Metamath Proof Explorer

Theorem 1enumcard

Description: The Fundamental Theorem of Enumeration (see https://sites.math.rutgers.edu/~zeilberg/mamarim/mamarimPDF/enu.pdf ), extended to all sets.

The expression U_ x e. A ( { x } X. B ) can be thought of as expressing an indexed disjoint union |_| x e. A B where each B has its elements tagged with the set x that generated it. See the comment directly before undjudom for context on disjoint union as a representation of cardinal addition.

This theorem does not depend on AC, but it is only meaningful for numerable sets. See 1enumen for a version that is meaningful for non-numerable sets, and see 1enum for a version that uses an explicit sum of complex number 1s.

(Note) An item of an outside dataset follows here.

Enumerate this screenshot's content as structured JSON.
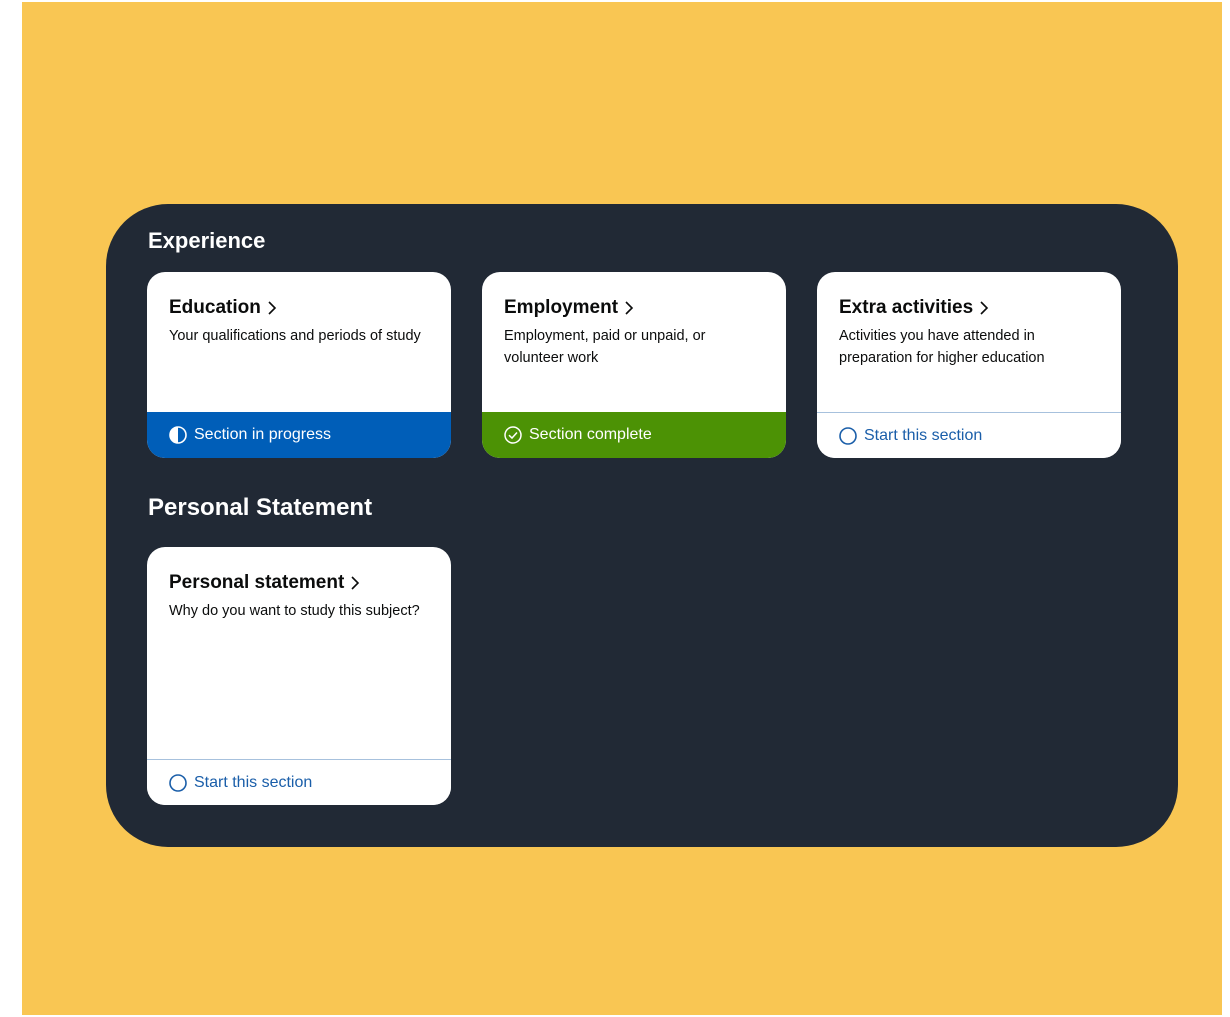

(Contributed by BTernaryTau, 26-Jun-2026)

		Ref	Expression
	Assertion	1enumcard	$⊢ A \in V \to card (A) = card (⋃_{x \in A} (\{x\} \times 1_{𝑜}))$

Proof

Step	Hyp	Ref	Expression
1		1enumen	$⊢ A \in V \to A \approx ⋃_{x \in A} (\{x\} \times 1_{𝑜})$
2		carden2b	$⊢ A \approx ⋃_{x \in A} (\{x\} \times 1_{𝑜}) \to card (A) = card (⋃_{x \in A} (\{x\} \times 1_{𝑜}))$
3	1 2	syl	$⊢ A \in V \to card (A) = card (⋃_{x \in A} (\{x\} \times 1_{𝑜}))$